Tamiflu Effective to Treat, Prevent Influenza in Kids Above One Year

by VR Sreeraman on Nov 16 2007 7:28 PM

A new data has revealed that antiviral Tamiflu (oseltamivir) is effective for treatment and prevention of influenza in children 1 year and older, particularly if given within 24 hours of symptom onset.

It has also revealed that the antiviral reduces the incidence of respiratory tract infections, ear infections and antibiotic use.

Tamiflu, an oral neuraminidase inhibitor, is designed to be active against all clinically relevant influenza viruses. It works by blocking the action of the neuraminidase enzyme on the surface of the virus. When neuraminidase is inhibited, the virus is not able to spread to and infect other cells in the body.

Tamiflu is the only member of the neuraminidase class of drugs approved for use in treatment and prevention of influenza in children 1 to 5 years of age.

“Children tend to be major vectors of influenza as they have limited pre-existing immunity, often spend time in groups and share germs easily. Its reassuring that oseltamivir can be used for the management of influenza in children as young as one year old,” said Dr Keith Reisinger, Primary Physicians Research, Pittsburgh, Philadelphia, USA.

Tamiflu was shown to reduce influenza severity by almost a third (29 percent) and illness duration by a quarter (26 percent) compared to placebo when initiated within 48 hours of onset1.

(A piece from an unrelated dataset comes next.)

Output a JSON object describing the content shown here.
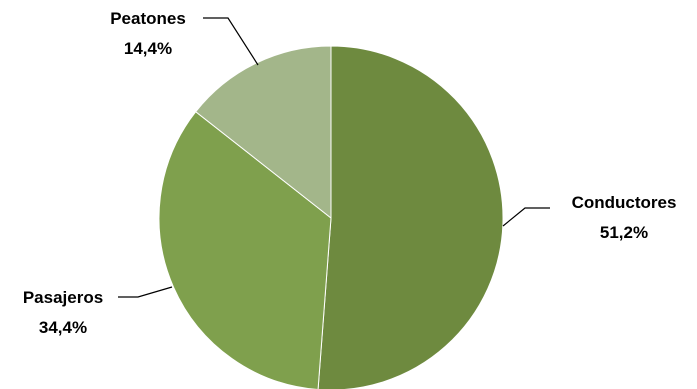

New data has revealed that if taken within 24 hours of symptom onset the influenza severity was halved (52 percent) and illness duration reduced by a third (34 percent) compared to placebo2.

In addition there was a 55 percent reduction in severe ear infections (otitis media) in the Tamiflu group compared to placebo if treatment was started within 24 hours2.

Tamiflu given as prevention reduced the incidence of secondary influenza infections3 by 55 percent. In studies Tamiflu was shown to be well tolerated and did not increase the risk for neurophsychiatric adverse events4.

The data presented at the World Society for Pediatric Infectious Disease (WISPID) meeting in Bangkok 15-18 November.